The Brooklyn-born rapper aims to diversify the legal pot industry by investing in cannabis firms owned by black people and other minorities who have borne the brunt of laws that kept the drug illegal for decades.

“We were the ones most negatively affected by the war on drugs, and America has turned around and created a business from it that’s worth billions,” Jay-Z told The Wall Street Journal.

“I wanted to do something in a real, concrete way, where I do my part,” he reportedly added.

The US marijuana market is worth about $20 billion and could grow larger than the $70 billion market for wine by 2030, the WSJ reported, citing an estimate from investment bank Cowen & Co.

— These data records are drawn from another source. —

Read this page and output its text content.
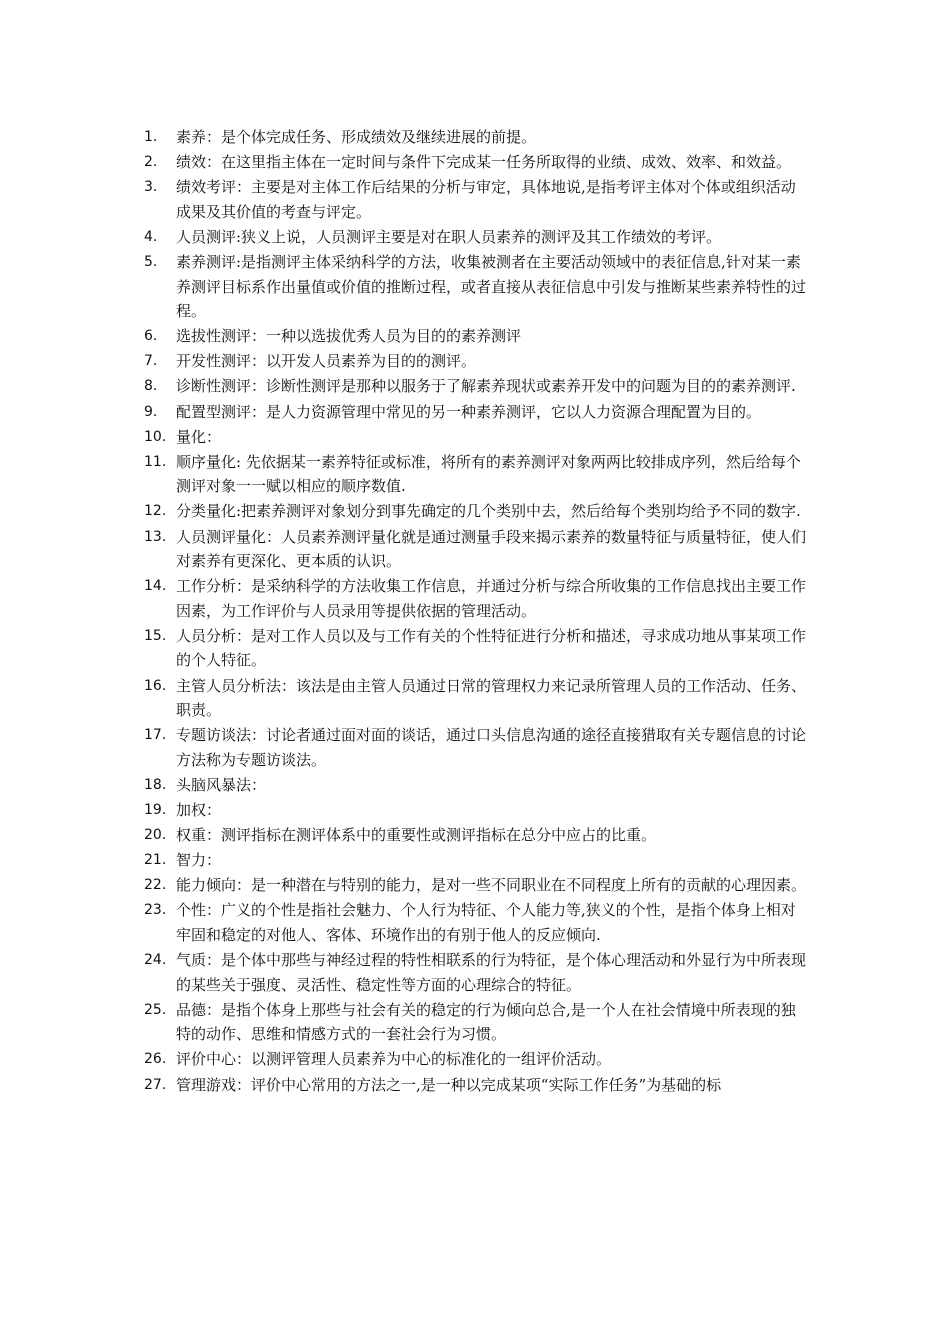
1.	素养：是个体完成任务、形成绩效及继续进展的前提。
2.	绩效：在这里指主体在一定时间与条件下完成某一任务所取得的业绩、成效、效率、和效益。
3.	绩效考评：主要是对主体工作后结果的分析与审定，具体地说,是指考评主体对个体或组织活动成果及其价值的考查与评定。
4.	人员测评:狭义上说，人员测评主要是对在职人员素养的测评及其工作绩效的考评。
5.	素养测评:是指测评主体采纳科学的方法，收集被测者在主要活动领域中的表征信息,针对某一素养测评目标系作出量值或价值的推断过程，或者直接从表征信息中引发与推断某些素养特性的过程。
6.	选拔性测评：一种以选拔优秀人员为目的的素养测评
7.	开发性测评：以开发人员素养为目的的测评。
8.	诊断性测评：诊断性测评是那种以服务于了解素养现状或素养开发中的问题为目的的素养测评.
9.	配置型测评：是人力资源管理中常见的另一种素养测评，它以人力资源合理配置为目的。
10. 量化：
11. 顺序量化: 先依据某一素养特征或标准，将所有的素养测评对象两两比较排成序列，然后给每个测评对象一一赋以相应的顺序数值.
12. 分类量化:把素养测评对象划分到事先确定的几个类别中去，然后给每个类别均给予不同的数字.
13. 人员测评量化：人员素养测评量化就是通过测量手段来揭示素养的数量特征与质量特征，使人们对素养有更深化、更本质的认识。
14. 工作分析：是采纳科学的方法收集工作信息，并通过分析与综合所收集的工作信息找出主要工作因素，为工作评价与人员录用等提供依据的管理活动。
15. 人员分析：是对工作人员以及与工作有关的个性特征进行分析和描述，寻求成功地从事某项工作的个人特征。
16. 主管人员分析法：该法是由主管人员通过日常的管理权力来记录所管理人员的工作活动、任务、职责。
17. 专题访谈法：讨论者通过面对面的谈话，通过口头信息沟通的途径直接猎取有关专题信息的讨论方法称为专题访谈法。
18. 头脑风暴法：
19. 加权：
20. 权重：测评指标在测评体系中的重要性或测评指标在总分中应占的比重。
21. 智力：
22. 能力倾向：是一种潜在与特别的能力，是对一些不同职业在不同程度上所有的贡献的心理因素。
23. 个性：广义的个性是指社会魅力、个人行为特征、个人能力等,狭义的个性，是指个体身上相对牢固和稳定的对他人、客体、环境作出的有别于他人的反应倾向.
24. 气质：是个体中那些与神经过程的特性相联系的行为特征，是个体心理活动和外显行为中所表现的某些关于强度、灵活性、稳定性等方面的心理综合的特征。
25. 品德：是指个体身上那些与社会有关的稳定的行为倾向总合,是一个人在社会情境中所表现的独特的动作、思维和情感方式的一套社会行为习惯。
26. 评价中心：以测评管理人员素养为中心的标准化的一组评价活动。
27. 管理游戏：评价中心常用的方法之一,是一种以完成某项“实际工作任务”为基础的标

But black people have reportedly struggled to access that lucrative market even though they’ve been far more likely than white people to get arrested for pot possession. A 2017 Marijuana Business Daily survey found that 81 percent of cannabis business owners and founders were white while just 4.3 percent were African-American.

The fund stems from the acquisition of two California-based pot firms — Left Coast Ventures and CMG Partners — by a blank-check company called Subversive Capital Acquisition Corp.

The merged company, dubbed The Parent Company, will start the “Social Equity Ventures” fund with an initial $10 million and then add at least 2 percent of its net income each year after that, according to a press release.

The fund will invest up to $1 million in each cannabis startup it chooses to back, according to the Journal. It will reportedly be run by Jay-Z — who was born Shawn Carter — and Desiree Perez, the CEO of his Roc Nation entertainment empire.

Some 36 states have legalized cannabis for medical or recreational use, according to the National Conference of State Legislatures, creating a massive industry for a drug that’s still illegal under federal law.